The semaphorins and the plexins are a family of large, cysteine-rich proteins originally identified as regulators of axon growth and lymphocyte activation that are now known to provide motility and positional information for a number of cell and tissue types. For example, our group and others have shown that some malignancies over express Semaphorin 4D (S4D), which acts through its receptor Plexin-B1 (PB1) on endothelial cells to attract blood vessels from the surrounding stroma for the purpose of supporting tumor growth.
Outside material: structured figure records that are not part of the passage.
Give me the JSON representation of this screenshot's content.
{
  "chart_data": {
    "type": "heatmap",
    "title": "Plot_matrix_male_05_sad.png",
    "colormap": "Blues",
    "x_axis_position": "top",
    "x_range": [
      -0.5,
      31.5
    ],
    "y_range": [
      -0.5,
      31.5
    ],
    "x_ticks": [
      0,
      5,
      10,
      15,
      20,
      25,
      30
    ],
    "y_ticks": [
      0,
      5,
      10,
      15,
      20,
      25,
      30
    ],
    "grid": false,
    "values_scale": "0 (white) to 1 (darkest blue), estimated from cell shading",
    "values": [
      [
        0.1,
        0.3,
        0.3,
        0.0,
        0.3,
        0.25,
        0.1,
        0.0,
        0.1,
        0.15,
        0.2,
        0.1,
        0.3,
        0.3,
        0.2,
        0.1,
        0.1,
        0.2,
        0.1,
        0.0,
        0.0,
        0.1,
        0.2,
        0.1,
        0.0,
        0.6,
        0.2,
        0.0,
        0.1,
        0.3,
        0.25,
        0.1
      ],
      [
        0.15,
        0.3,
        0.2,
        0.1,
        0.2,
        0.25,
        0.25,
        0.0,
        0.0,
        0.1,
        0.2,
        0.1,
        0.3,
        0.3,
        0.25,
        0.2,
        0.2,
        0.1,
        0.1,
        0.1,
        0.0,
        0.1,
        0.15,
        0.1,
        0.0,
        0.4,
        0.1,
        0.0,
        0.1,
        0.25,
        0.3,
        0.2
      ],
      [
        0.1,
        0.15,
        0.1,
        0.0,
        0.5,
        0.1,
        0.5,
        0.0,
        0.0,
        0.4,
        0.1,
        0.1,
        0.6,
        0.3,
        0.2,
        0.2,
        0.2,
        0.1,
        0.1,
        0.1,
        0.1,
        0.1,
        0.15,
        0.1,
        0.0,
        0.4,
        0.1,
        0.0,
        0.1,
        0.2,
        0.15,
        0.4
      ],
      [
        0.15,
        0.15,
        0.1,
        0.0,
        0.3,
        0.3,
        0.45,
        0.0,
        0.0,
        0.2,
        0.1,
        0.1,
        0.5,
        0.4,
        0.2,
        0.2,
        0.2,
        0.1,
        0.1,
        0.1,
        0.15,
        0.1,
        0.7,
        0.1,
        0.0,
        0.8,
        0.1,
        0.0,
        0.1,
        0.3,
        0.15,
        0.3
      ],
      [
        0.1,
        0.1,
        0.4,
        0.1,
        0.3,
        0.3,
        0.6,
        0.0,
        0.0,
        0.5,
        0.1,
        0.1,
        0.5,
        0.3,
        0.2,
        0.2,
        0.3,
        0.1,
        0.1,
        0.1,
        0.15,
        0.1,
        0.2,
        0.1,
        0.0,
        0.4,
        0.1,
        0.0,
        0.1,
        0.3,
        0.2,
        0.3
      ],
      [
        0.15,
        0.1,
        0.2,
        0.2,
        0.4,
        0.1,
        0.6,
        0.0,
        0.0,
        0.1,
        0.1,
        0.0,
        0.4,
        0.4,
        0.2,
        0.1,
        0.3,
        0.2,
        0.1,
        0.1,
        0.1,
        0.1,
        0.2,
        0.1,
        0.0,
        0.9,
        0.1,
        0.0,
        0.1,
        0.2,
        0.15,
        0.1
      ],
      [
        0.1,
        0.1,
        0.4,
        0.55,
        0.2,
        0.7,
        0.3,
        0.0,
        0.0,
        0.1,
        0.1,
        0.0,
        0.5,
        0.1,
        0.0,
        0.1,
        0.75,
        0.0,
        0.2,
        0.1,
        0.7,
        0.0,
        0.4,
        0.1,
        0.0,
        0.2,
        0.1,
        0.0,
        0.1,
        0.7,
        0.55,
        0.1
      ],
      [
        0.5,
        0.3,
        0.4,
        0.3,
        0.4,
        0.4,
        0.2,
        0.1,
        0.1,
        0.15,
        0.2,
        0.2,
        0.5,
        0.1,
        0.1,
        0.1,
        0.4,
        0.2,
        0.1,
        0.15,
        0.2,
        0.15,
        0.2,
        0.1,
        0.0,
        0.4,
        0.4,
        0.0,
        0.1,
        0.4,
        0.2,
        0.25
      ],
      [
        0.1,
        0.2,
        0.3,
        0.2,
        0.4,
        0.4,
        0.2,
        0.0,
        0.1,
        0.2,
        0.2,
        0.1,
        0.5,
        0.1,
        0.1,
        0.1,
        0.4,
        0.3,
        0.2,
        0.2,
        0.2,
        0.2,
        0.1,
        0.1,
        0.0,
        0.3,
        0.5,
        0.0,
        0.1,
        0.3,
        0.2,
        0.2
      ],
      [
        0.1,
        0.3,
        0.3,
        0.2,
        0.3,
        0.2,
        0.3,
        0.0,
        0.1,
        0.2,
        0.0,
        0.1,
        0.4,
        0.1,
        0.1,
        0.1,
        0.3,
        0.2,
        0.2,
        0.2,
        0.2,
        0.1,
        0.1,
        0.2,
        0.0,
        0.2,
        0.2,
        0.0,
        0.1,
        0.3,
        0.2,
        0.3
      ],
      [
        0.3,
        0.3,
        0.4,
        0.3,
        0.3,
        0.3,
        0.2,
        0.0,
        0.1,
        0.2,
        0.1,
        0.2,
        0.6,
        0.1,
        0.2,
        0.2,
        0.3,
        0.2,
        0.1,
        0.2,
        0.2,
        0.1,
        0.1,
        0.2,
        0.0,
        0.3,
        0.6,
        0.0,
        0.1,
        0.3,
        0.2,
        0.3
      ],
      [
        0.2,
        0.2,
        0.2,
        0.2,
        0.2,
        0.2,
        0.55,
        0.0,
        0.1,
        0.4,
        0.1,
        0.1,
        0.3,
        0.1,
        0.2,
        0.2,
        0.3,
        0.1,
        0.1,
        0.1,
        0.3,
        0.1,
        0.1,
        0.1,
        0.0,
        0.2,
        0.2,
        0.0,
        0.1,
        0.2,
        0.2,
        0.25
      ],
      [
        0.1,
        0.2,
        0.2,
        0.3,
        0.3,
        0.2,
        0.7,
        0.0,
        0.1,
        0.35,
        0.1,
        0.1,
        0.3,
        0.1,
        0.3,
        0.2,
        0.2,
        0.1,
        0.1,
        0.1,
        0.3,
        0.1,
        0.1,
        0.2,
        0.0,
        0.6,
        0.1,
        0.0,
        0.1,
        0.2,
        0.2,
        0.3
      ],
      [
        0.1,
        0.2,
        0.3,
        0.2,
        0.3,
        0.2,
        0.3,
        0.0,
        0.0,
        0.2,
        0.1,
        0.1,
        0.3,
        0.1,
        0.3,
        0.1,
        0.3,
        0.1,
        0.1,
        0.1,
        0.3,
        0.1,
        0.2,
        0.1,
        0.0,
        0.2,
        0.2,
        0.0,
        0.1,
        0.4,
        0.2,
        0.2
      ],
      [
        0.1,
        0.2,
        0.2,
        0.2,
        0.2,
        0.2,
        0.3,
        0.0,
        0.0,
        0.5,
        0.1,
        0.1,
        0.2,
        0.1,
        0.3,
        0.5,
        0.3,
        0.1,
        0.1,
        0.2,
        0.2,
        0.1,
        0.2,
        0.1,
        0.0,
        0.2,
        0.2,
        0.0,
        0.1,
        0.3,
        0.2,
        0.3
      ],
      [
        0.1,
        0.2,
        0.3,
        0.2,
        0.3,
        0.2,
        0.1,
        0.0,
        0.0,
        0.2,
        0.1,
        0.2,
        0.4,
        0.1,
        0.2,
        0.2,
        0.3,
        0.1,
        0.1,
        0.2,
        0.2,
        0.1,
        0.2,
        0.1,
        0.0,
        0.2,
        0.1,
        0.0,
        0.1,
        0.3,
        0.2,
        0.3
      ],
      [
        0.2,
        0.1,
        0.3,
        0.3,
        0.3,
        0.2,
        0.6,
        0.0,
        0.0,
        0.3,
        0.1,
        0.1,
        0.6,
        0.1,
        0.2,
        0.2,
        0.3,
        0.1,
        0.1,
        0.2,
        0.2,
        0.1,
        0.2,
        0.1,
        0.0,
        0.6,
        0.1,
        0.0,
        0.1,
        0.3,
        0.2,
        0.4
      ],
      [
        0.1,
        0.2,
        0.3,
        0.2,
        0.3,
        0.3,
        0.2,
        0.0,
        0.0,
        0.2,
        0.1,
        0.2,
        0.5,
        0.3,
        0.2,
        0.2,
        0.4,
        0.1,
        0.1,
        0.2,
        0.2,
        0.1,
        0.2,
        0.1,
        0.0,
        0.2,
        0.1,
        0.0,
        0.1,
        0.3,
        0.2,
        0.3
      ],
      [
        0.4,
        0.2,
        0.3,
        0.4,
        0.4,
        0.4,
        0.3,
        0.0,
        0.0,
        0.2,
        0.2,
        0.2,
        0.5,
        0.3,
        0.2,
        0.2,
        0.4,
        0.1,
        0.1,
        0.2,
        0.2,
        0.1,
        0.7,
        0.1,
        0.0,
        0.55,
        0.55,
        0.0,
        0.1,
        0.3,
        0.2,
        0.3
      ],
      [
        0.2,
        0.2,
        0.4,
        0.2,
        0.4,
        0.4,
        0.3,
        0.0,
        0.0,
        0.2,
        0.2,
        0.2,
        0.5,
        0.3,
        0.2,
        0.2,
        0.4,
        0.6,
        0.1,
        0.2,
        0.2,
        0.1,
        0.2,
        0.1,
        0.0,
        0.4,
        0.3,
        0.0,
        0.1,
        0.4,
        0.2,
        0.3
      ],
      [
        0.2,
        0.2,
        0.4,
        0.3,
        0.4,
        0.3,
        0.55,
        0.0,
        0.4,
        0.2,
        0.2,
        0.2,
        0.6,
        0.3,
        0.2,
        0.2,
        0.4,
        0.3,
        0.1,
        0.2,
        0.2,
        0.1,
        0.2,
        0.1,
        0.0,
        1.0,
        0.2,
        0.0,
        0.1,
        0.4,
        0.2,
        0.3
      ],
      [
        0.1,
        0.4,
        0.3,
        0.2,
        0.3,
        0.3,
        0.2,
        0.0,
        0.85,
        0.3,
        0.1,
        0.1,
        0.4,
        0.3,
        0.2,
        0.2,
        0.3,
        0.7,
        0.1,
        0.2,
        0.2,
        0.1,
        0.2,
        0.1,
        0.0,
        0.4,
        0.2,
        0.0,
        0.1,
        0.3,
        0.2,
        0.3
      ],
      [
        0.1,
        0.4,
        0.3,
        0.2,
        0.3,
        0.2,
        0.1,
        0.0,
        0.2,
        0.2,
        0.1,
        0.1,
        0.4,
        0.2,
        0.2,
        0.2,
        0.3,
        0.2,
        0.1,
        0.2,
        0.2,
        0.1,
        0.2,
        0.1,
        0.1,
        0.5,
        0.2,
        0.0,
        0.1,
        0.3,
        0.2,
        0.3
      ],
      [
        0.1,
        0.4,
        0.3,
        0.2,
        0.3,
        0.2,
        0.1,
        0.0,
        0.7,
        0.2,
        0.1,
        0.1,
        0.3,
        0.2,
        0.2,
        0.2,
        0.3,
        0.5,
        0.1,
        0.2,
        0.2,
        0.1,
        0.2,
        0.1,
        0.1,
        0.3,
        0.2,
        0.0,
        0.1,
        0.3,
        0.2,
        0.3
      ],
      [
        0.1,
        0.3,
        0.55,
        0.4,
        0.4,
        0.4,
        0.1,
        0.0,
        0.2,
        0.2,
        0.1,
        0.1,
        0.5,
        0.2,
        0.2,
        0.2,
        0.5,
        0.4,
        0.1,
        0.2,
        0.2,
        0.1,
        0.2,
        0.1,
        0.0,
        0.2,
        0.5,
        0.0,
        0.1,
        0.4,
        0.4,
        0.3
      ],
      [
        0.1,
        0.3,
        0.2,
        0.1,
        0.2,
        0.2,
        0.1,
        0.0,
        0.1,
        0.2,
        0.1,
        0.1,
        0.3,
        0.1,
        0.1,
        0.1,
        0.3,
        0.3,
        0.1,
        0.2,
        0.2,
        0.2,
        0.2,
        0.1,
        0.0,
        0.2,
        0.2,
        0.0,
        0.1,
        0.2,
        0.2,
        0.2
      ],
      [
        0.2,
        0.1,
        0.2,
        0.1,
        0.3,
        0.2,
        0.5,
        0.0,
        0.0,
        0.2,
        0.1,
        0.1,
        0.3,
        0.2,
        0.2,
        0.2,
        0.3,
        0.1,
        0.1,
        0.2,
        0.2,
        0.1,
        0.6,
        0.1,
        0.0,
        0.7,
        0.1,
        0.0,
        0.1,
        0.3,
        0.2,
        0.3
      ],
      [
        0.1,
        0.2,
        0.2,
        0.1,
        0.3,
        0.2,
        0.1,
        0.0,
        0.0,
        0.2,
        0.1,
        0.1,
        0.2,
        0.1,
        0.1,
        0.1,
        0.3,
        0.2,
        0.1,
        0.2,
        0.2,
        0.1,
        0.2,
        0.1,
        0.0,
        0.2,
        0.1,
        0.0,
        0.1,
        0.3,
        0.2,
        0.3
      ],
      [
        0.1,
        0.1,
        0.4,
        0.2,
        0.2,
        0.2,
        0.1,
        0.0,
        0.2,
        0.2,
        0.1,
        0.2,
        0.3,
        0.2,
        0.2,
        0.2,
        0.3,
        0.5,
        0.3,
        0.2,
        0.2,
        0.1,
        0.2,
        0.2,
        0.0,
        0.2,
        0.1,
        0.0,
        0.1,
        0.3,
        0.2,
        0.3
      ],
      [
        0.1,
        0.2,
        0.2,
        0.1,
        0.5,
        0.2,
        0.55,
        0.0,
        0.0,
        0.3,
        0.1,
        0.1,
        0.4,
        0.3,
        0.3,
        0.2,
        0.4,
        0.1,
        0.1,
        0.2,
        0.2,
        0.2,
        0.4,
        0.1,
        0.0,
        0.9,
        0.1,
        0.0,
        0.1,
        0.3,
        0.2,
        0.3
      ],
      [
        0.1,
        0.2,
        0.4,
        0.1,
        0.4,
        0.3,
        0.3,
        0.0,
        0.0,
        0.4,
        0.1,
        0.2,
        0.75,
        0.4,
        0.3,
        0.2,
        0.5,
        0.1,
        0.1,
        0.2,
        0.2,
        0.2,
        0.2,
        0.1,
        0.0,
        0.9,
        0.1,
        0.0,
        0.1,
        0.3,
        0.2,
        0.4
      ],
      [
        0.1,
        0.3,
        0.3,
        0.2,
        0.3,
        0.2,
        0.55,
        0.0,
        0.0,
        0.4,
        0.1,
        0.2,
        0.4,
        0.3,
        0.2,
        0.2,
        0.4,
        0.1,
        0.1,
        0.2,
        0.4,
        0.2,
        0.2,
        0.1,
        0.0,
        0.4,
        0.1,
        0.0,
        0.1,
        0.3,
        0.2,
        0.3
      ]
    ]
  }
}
While plexins are the known functional receptors for the semaphorins, there is evidence that transmembrane semaphorins may transmit a signal themselves through their short cytoplasmic tail, a phenomenon known as 'reverse signaling.' We used computational methods based upon correlated evolution of sequences of interacting proteins, mutational analysis and in vitro and in vivo measurements of tumor aggressiveness to show that when bound to PB1, transmembrane S4D associates with the Rac GTPase exchange factor T lymphoma invasion and metastasis (Tiam) 1, which activates Rac and promotes proliferation, invasion and metastasis in oral squamous cell carcinoma (OSCC) cells. These results suggest that not only can S4D production by tumor cells affect the microenvironment, but engagement of this semaphorin at the cell surface activates a reverse signaling mechanism that influences tumor aggressiveness in OSCC.